Monday, June 3, 2019

may: 22, 23, 24, 25, 26, 27 & 28

this month i read:

american primitive, by mary oliver (when mary oliver died, i finally bought a book of her poetry after loving the few poems of hers that i had already read.  this book won the pulitzer prize, and was SO lovely.  highly recommend!)

the art of gathering, by priya parker (guys, i can't stop talking about this book.  brilliance about how to lead parties AND work meetings that are meaningful and purposeful.  i folded a ton of pages down and will be trying to implement some of the concepts at my new job.  HIGHLY recommend!)

beartown, by fredrik backman (i was really looking forward to this book, as i loved backman's other books.  this...didn't do it for me.  the book is about a sexual assault and the community's reactions to the aftermath.  processing it with some friends, i realized i didn't like it because it's TOO real and it was painful to spend like 60% of the book dwelling in how horrible the "after" was for the young woman and her family and the community.  so maybe that's actually a compliment for this book?  but it's the first of his books that i wouldn't recommend.  read something else of his instead!)

all the ugly and wonderful things, by bryn greenwood (uh guys this was incredible.  the [fictional] story of a girl called wavy who grows up the child of meth addicts.  i loved the characters and the relationships but it was heartbreaking at times.  HIGHLY recommend this one - the good stuff was so wonderful that it was worth the hard parts to read.)

the second mrs. hockaday, by susan rivers (a fine but not exceptional civil war epistolary novel about a woman and a man and a baby who dies.  i'm into that kind of book, but i know it's not everyone's cup of tea.)

how to raise an adult, by julie lythcott-haims (lythcott-haims came to the school where i work and spoke this fall; my book club read her memoir of growing up biracial in the 1980s, and then i finally read this education/parenting book this spring.  highly recommend, if you work in education or are a parent!  i folded down a lot of pages.)

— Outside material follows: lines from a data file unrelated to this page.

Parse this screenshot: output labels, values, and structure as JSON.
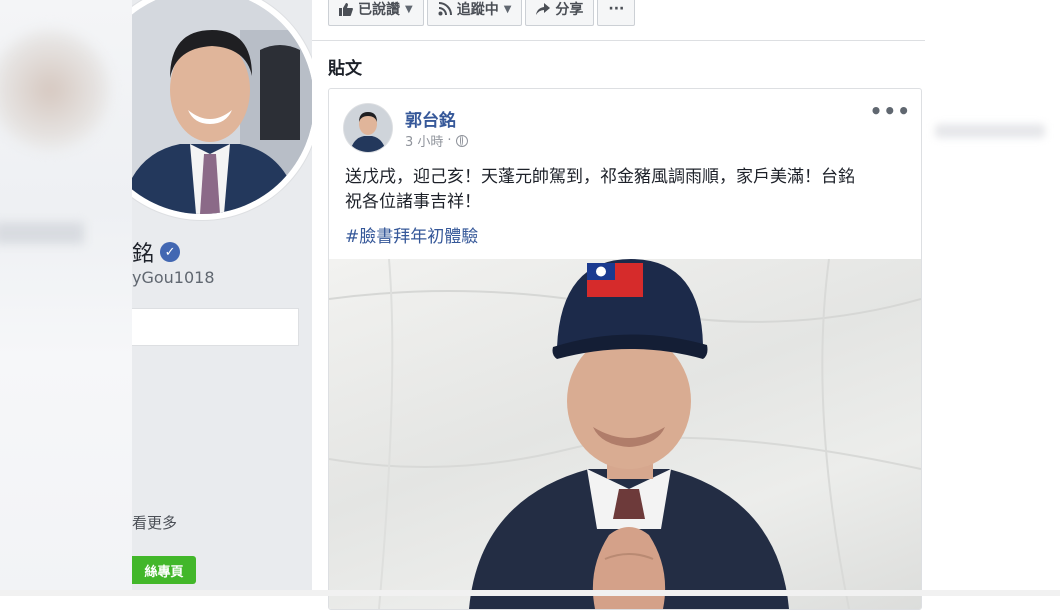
{
  "profile": {
    "name_partial": "銘",
    "handle_partial": "yGou1018",
    "see_more_partial": "看更多",
    "like_button_partial": "絲專頁"
  },
  "actions": [
    {
      "label": "已說讚",
      "icon": "thumbs-up-icon",
      "has_caret": true
    },
    {
      "label": "追蹤中",
      "icon": "rss-feed-icon",
      "has_caret": true
    },
    {
      "label": "分享",
      "icon": "share-arrow-icon",
      "has_caret": false
    },
    {
      "label": "···",
      "icon": "more-dots-icon",
      "has_caret": false
    }
  ],
  "section": {
    "title": "貼文"
  },
  "post": {
    "author": "郭台銘",
    "time": "3 小時",
    "separator": "·",
    "privacy_icon": "globe-icon",
    "more_label": "•••",
    "text_line1": "送戊戌，迎己亥！天蓬元帥駕到，祁金豬風調雨順，家戶美滿！台銘",
    "text_line2": "祝各位諸事吉祥！",
    "hashtag": "#臉書拜年初體驗"
  },
  "colors": {
    "fb_blue": "#365899",
    "verified_blue": "#4267b2",
    "green_button": "#42b72a",
    "page_bg": "#e9ebee",
    "hat_navy": "#1c2a4a",
    "flag_red": "#d62b2b"
  }
}
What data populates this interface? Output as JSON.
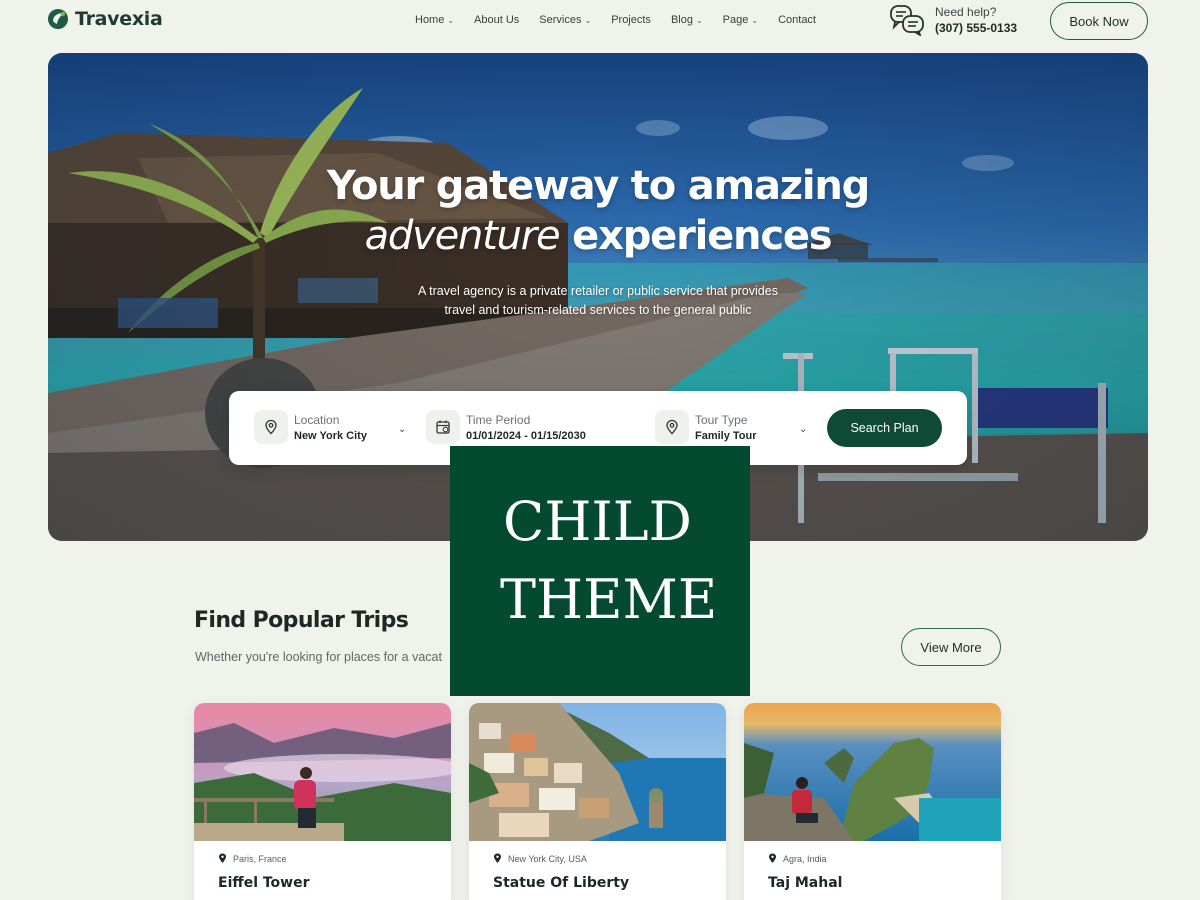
{
  "brand": {
    "name": "Travexia",
    "accent": "#0e4a35"
  },
  "nav": [
    {
      "label": "Home",
      "dropdown": true
    },
    {
      "label": "About Us",
      "dropdown": false
    },
    {
      "label": "Services",
      "dropdown": true
    },
    {
      "label": "Projects",
      "dropdown": false
    },
    {
      "label": "Blog",
      "dropdown": true
    },
    {
      "label": "Page",
      "dropdown": true
    },
    {
      "label": "Contact",
      "dropdown": false
    }
  ],
  "help": {
    "label": "Need help?",
    "phone": "(307) 555-0133"
  },
  "header": {
    "book_label": "Book Now"
  },
  "hero": {
    "title_line1": "Your gateway to amazing",
    "title_line2_italic": "adventure",
    "title_line2_rest": " experiences",
    "subtitle_line1": "A travel agency is a private retailer or public service that provides",
    "subtitle_line2": "travel and tourism-related services to the general public"
  },
  "search": {
    "location": {
      "label": "Location",
      "value": "New York City"
    },
    "period": {
      "label": "Time Period",
      "value": "01/01/2024 - 01/15/2030"
    },
    "tour": {
      "label": "Tour Type",
      "value": "Family Tour"
    },
    "button_label": "Search Plan"
  },
  "popular": {
    "title": "Find Popular Trips",
    "subtitle": "Whether you're looking for places for a vacat",
    "view_more_label": "View More"
  },
  "trips": [
    {
      "location": "Paris, France",
      "name": "Eiffel Tower"
    },
    {
      "location": "New York City, USA",
      "name": "Statue Of Liberty"
    },
    {
      "location": "Agra, India",
      "name": "Taj Mahal"
    }
  ],
  "badge": {
    "line1": "CHILD",
    "line2": "THEME",
    "color": "#044a31"
  }
}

goodbye days, by jeff zentner (young adult - another book by an author i loved but this wasn't the right book for me because it was too real and too sad.  in this one, a kid texts a friend who is driving a car.  in responding to the text, he gets into an accident and the three kids in the car die.  SO DEPRESSING OMG I CRIED A FAIR AMOUNT.  another one i can't recommend because, though it was super well written, it was too sad to foist upon another person.)